In the old ghost stories, too, there is usually a reflection of that law of remorse which bids the conscience go over and over with mechanical accuracy and unceasing pangs, the details of past sins or crimes. Night after night the curtain draws up in the haunted room for the rehearsal of the crime ; the phantoms of the innocent victims or spectators take their places once more on the old spot, the conspirators go over the details of their intended crime, the poison is administered or the dagger plunged into the victim, the laughter of horror rings again, and so the ghost soon becomes in fact a pictorial form of the monotonous play which never ceases to be repeated on the stage of the evil conscience, till it can turn away from itself to higher and purer life. There is something thrilling in such ghostly tales if only that they image so powerfully the law which connects moral evil with intensity of feeling spent upon a blank, empty, unfruitful world of shadows. The shiver such tales give us is due to the mere suggestion of shadows doomed to play a tragedy to vacancy through the lapse of centuries. There is something naturally awful even in the fancy of so much empty scenic effect taking place without audience night after night, by a law as absolute as that which calls up the moonlight and brings out the stars.
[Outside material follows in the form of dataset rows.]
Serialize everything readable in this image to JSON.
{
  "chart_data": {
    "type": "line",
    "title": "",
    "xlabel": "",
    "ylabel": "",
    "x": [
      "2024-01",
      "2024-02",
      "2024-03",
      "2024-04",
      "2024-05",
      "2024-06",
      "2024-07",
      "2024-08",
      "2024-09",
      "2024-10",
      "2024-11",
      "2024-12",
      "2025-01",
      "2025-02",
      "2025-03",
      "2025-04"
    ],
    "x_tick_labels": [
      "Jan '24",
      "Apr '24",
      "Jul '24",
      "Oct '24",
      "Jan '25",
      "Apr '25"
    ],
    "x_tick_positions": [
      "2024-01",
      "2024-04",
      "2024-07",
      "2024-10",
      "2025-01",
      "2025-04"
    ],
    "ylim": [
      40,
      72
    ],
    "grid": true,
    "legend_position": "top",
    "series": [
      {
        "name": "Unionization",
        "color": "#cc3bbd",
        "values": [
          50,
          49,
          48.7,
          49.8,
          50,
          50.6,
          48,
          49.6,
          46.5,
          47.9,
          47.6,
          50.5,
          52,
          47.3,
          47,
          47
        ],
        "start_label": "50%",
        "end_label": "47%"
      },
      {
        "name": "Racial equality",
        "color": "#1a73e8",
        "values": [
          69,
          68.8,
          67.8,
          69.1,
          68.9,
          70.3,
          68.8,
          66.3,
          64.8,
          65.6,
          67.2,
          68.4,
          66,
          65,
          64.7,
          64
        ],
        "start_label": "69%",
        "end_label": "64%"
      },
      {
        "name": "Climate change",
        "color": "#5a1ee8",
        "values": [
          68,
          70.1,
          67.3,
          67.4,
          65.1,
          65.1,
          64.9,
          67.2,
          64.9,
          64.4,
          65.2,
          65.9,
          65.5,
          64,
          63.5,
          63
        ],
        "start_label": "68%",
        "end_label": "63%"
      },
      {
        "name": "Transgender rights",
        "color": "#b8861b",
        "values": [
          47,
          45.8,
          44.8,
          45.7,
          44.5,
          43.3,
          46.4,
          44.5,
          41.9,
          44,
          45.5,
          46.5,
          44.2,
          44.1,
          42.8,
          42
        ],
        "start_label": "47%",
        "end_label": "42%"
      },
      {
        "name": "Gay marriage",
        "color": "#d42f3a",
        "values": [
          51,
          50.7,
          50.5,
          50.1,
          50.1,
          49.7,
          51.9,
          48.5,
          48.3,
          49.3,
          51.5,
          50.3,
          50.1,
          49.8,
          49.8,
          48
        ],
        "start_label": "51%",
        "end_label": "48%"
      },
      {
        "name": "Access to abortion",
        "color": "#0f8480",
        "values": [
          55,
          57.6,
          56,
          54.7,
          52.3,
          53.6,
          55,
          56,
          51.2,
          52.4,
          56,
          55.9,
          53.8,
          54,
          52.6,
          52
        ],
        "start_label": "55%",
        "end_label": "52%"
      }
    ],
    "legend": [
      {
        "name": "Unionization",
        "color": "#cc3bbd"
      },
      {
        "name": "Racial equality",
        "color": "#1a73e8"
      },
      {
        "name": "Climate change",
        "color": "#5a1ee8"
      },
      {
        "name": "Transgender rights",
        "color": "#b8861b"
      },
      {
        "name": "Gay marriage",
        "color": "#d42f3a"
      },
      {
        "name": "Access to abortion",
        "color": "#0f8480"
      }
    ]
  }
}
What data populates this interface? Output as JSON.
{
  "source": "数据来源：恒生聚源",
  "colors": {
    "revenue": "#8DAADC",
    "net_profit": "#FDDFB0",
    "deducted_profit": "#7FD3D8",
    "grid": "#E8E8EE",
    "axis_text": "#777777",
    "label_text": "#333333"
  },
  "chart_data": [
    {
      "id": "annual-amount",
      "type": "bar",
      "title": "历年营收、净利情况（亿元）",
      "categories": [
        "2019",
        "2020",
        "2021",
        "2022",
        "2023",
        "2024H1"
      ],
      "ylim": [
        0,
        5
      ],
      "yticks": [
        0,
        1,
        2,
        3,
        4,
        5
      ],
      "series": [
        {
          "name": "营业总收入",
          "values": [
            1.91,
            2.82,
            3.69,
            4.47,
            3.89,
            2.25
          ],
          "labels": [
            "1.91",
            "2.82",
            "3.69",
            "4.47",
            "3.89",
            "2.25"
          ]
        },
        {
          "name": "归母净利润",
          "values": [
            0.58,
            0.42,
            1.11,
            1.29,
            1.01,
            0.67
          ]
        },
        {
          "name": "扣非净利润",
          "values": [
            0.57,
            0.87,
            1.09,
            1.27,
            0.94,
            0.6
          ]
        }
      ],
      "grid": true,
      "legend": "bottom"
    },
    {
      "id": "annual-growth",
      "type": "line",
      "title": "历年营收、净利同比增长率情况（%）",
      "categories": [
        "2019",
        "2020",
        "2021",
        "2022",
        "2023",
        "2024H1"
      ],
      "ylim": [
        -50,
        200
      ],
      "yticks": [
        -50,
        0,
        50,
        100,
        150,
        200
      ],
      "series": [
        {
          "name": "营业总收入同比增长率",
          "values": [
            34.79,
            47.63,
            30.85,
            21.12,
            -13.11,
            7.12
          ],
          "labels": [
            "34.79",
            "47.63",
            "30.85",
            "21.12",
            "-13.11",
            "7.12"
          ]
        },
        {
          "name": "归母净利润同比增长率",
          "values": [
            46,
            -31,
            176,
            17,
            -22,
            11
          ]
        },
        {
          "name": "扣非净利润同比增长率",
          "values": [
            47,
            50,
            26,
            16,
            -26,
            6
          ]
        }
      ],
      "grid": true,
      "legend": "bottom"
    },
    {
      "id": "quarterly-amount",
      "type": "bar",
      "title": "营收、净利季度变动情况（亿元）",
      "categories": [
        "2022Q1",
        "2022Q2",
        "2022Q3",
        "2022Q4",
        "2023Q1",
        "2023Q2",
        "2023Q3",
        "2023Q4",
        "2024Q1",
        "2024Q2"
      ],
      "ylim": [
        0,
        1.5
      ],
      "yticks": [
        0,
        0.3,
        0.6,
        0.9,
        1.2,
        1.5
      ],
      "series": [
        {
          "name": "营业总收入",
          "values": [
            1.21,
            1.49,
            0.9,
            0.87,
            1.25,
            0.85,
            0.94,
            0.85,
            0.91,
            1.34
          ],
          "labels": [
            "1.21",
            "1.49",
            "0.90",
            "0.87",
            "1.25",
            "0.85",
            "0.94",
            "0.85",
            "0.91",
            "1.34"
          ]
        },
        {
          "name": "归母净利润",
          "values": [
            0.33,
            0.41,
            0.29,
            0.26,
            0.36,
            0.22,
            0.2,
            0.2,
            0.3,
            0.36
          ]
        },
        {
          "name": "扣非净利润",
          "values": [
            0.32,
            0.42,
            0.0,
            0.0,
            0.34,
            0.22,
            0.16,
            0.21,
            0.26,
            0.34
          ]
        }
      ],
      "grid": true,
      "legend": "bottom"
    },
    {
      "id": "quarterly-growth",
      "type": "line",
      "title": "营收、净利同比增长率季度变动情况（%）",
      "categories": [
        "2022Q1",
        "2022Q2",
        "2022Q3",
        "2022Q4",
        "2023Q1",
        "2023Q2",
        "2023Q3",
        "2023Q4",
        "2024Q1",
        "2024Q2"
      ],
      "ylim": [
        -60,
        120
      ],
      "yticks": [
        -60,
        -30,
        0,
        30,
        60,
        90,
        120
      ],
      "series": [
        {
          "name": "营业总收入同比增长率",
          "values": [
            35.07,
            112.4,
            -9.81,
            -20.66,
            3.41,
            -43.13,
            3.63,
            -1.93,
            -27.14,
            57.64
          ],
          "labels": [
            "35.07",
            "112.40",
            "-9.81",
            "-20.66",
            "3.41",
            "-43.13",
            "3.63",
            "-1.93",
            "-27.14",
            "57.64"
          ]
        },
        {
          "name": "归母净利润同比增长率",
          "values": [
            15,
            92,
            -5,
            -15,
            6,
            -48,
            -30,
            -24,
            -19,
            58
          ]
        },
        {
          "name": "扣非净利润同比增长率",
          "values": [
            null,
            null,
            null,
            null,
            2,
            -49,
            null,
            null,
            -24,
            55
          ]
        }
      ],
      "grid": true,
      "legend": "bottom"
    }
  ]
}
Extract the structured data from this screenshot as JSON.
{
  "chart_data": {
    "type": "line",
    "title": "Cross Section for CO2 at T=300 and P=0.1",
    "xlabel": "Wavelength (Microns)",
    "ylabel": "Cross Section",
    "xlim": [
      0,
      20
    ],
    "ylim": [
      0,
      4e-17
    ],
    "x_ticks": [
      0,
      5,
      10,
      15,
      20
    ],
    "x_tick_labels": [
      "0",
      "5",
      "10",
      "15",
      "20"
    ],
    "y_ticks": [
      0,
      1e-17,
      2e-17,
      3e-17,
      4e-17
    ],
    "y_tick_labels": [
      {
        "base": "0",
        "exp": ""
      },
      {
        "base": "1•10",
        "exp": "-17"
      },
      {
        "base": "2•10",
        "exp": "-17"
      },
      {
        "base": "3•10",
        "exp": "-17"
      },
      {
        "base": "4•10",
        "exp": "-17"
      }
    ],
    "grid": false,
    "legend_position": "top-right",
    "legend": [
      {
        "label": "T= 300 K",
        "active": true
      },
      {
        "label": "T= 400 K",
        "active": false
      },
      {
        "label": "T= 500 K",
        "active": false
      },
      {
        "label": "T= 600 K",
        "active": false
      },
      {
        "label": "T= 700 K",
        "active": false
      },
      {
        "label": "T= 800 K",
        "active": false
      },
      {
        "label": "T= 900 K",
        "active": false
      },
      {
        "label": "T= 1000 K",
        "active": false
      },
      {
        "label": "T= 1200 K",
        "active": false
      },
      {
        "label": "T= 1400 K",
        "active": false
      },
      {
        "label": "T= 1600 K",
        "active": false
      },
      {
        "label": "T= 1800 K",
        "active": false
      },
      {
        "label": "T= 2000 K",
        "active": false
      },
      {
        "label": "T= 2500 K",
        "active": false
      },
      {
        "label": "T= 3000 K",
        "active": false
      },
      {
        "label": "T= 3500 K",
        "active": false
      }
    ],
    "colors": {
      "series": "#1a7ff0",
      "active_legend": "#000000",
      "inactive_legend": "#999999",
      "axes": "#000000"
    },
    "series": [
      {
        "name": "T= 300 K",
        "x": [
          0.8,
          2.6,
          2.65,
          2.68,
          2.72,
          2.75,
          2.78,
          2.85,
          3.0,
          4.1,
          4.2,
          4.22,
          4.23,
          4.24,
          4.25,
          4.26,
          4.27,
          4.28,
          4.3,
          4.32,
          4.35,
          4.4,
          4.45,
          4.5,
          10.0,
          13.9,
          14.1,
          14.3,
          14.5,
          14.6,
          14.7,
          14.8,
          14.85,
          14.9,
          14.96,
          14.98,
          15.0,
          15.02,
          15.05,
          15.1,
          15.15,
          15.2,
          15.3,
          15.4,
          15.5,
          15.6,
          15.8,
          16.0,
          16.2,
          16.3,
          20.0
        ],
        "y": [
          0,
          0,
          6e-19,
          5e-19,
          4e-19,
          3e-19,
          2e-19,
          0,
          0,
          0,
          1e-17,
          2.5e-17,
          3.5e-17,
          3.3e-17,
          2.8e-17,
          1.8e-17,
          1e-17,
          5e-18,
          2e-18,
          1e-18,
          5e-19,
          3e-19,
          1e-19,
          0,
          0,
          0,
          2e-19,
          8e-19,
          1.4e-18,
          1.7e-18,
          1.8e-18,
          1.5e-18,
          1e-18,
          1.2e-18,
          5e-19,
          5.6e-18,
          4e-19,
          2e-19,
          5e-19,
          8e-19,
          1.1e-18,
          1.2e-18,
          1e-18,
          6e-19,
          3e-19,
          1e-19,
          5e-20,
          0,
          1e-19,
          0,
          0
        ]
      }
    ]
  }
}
It is the mixture of hollowness with law, the obedience of shadows to a rule of destiny, where phantoms are thus set to refresh the memory of empty space concerning human crime lest the trace of it should ever be washed out,—which cannot but impress the imagination. But it would not do so, if this were not a sort of symbolic picture of the blinding intensity with which guilt is rivetted to empty and hollow forms of its own past thought. What makes us shudder at it is the sense that we ourselves are capable of such ghostly feats, of occupying ourselves for years, perhaps centuries, with nothing but a faded picture of a single act, and constantly reviving its colours for the benefit of no eye in earth or heaven. A ghost of the old kind represents to us a spirit paralyzed ; and the dread of the paralysis is always with us. The new ghosts are frivolous spirits winch play at cats-cradle or romp ; and they have no meaning for us whatever. If the old ghosts are to be superseded, we fear dis- embodied humanity is degenerating, whatever may be the case with the living generation.